Easy Holiday Entertaining

If the holidays fill you with a certain kind of terror associated with the hassle of planning elaborate gatherings, yet you still find yourself wanting to host an event at home, look no further than the inspired option of a cheese-tasting party. Filled with the celebration and festivity of the season, but among the simpler gatherings you can plan, cheese-tasting parties allow you to set the pace according to your own appetite for complexity.

A cheese-tasting party can be as simple as a handful of complementary cheeses, some fruit (fresh and/or dried), some nuts (candied, spiced, or plain), and some cured meats and/or olives. I usually prefer to add a couple of bottles of wine (one red and one white) for enjoying alongside my offerings. You can, of course, opt to make fancy appetizers and snacks to accompany the cheese or even opt for special cheese-centric offerings that blend chilled and warmed items. But my point in this article is that you can throw together an event with little warning and still have a memorable time with family and friends.

One of my favorite ways to begin is by choosing a generous cutting board and setting a different kind of cheese at each of the corners of the board and maybe a fifth variety at the center. Make sure you opt for something soft and creamy (like brie), something tangy (like chèvre), a hard cheese (like aged parmesan), a sharp cheese (like sharp cheddar), and maybe a smoked variety or a sheep's milk cheese. Variety is fun and this is a great time to showcase fun flavors. Between the cheeses, I tend to group my other offerings. Some favorites include dried apricots, herb-marinated kalamata olives, hard salami, candied pecans, and fresh red grapes. Really, though, choose what you'd like. Do you make the world's most amazing pickled beans? Get them out there! Do you swoon whenever garlic pistachios are nearby? Well, don't keep them to yourself! You get the idea.

Make sure you have enough small plates for each of your guests to lay claim to one. Refilling your tasting plate at an event like this is not only fine, but encouraged. And make sure you do the same with wine glasses. You may wish to provide an extra pitcher with water for rinsing glasses and otherwise having a glass between servings of wine. While not required, it can also be fun to provide small sheets of paper with notes about the different cheeses, accompanying foods, and wine selections. If you do that, be sure to leave room on the paper for extra notes and provide pens or pencils for your guests. Having gone to and hosted several events like this, I can attest to the value of taking notes and have found new favorites this way.

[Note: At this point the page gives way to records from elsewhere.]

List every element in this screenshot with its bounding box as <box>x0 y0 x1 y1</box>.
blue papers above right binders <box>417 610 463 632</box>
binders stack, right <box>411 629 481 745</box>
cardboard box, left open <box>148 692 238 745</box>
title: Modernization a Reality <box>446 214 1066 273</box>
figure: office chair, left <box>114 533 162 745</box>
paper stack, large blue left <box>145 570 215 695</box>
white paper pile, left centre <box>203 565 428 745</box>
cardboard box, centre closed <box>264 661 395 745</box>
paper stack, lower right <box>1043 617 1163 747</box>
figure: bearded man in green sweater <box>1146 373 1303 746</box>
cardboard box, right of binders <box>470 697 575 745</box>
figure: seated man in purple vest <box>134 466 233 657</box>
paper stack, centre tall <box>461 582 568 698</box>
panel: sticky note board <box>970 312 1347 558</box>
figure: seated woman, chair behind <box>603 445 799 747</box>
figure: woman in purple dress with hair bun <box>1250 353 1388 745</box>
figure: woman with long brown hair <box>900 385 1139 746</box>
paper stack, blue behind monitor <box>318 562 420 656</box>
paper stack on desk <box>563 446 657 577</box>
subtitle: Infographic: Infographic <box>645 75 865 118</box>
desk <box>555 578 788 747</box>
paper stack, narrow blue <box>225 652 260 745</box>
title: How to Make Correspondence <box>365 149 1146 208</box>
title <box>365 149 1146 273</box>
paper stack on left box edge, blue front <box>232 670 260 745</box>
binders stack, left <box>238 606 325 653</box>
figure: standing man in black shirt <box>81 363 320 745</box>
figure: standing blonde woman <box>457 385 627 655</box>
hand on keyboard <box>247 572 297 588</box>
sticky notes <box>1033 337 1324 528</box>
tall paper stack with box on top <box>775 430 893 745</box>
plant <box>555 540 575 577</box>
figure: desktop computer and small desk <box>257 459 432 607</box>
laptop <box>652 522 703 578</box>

And before I leave you to plan your cheese options, let me share my favorite part about hosting a cheese-tasting party: the mac 'n cheese a couple of days later. I've even been known to host a mac 'n cheese lunch with a subset of the cheese-tasting party guest list shortly after the first event. It's always a hit and you can blend leftover cheeses to make a sauce or make several kinds of sauce and let your friends dress their noodles according to their tastes! What's not to love about a 2-for-1 holiday event?